Wie wir unseren Kindern beibringen, „richtig“ wütend zu sein

Gleich vorweg: Bei Gefühlen gibt's kein Richtig oder Falsch. Sehr wohl gibt es ein paar Tipps, wie wir Kindern helfen können, mit großen Gefühlen wie Wut oder Trauer umzugehen.

Kind mit wütendem Gesicht und bemalter Augenpartie

Der "richtige" Umgang mit Gefühlen kann schon für Erwachsene eine Herausforderung sein, hat man uns doch beigebracht, dass Wut oder Trauer zu den eher unerwünschten, unangebrachten, unangenehmen Gefühlen gehören.

Falsch! Denn die menschlichen Emotionen haben eine große Bandbreite und alle Gefühle haben ihren Platz und ihre Berechtigung. Eltern können ihren Kindern einen offenen Umgang ohne Tabus vorleben und beibringen.

Wie bringe ich meinem Kind bei, mit Gefühlen wie Wut umzugehen?
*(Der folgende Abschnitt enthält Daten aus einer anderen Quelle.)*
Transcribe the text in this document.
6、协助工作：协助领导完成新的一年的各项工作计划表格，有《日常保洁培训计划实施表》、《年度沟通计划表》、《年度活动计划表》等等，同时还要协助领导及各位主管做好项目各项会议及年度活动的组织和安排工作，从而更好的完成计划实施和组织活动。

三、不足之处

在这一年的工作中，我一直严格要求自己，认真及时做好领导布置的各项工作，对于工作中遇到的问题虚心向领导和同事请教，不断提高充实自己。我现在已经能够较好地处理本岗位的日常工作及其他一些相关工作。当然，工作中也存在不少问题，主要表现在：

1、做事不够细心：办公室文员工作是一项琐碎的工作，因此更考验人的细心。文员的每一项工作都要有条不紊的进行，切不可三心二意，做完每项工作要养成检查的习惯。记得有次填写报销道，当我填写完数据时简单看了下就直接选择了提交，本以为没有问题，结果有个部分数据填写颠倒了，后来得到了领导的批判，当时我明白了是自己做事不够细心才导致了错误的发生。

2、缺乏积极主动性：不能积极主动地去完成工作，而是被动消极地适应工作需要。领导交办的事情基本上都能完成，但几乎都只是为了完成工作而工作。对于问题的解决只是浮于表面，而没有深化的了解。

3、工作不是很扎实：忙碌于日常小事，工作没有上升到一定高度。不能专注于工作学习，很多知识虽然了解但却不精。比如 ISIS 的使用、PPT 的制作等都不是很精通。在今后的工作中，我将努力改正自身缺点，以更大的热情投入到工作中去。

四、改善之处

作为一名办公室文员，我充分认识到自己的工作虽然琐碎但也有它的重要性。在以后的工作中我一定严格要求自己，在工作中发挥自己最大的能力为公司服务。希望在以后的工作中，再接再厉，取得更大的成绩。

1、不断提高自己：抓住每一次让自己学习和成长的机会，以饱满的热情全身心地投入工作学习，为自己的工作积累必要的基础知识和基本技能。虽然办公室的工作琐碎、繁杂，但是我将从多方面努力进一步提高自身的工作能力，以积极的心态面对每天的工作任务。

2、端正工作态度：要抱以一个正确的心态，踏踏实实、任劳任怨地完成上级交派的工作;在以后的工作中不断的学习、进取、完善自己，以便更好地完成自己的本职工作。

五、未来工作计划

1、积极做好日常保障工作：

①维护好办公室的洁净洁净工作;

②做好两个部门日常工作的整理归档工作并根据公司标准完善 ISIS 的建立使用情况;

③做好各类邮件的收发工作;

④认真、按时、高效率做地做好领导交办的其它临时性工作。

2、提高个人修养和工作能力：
1. Biete ein offenes Ohr an und höre zu, wenn dein Kind dir von seinen Gefühlen erzählt
Und lass zu, dass dein Kind seine Emotionen zeigt, sich durch seine Emotionen ausdrückt. Wenn du merkst, dass etwas bedrückt, frag nach.

2. Vermittle, dass es bei Gefühlen kein "Falsch" gibt
Kinder können ihre Emotionen nicht lenken – wenn die Wut kommt, ist sie da, genauso wie die Freude, ungefiltert und ungebremst. Nur weil du denkst, dass dein Kind nicht so reagiert wie du reagieren würdest oder wie du denkst, dass es reagieren sollte, heißt nicht, dass dein Kind per se falsch reagiert. Es ist eine eigene Persönlichkeit, ein eigenständiger Charakter und dass sollten wir Eltern nicht vergessen.

3. Bringe deinem Kind bei, Gefühle zu erkennen
Wenn es wütend ist, soll das auch so benannt werden. Kinder sollen nicht durch Gefühle gehen müssen, ohne sie einordnen zu können.

4. Lass ein Kind sein eigener Mensch sein
Mensch A geht mit Dingen anders um als Mensch B, mag andere Dinge, geht mit Erlebnissen anders um. Kinder, kleine Menschen, haben genauso individuelle Vorlieben wie wir Erwachsene.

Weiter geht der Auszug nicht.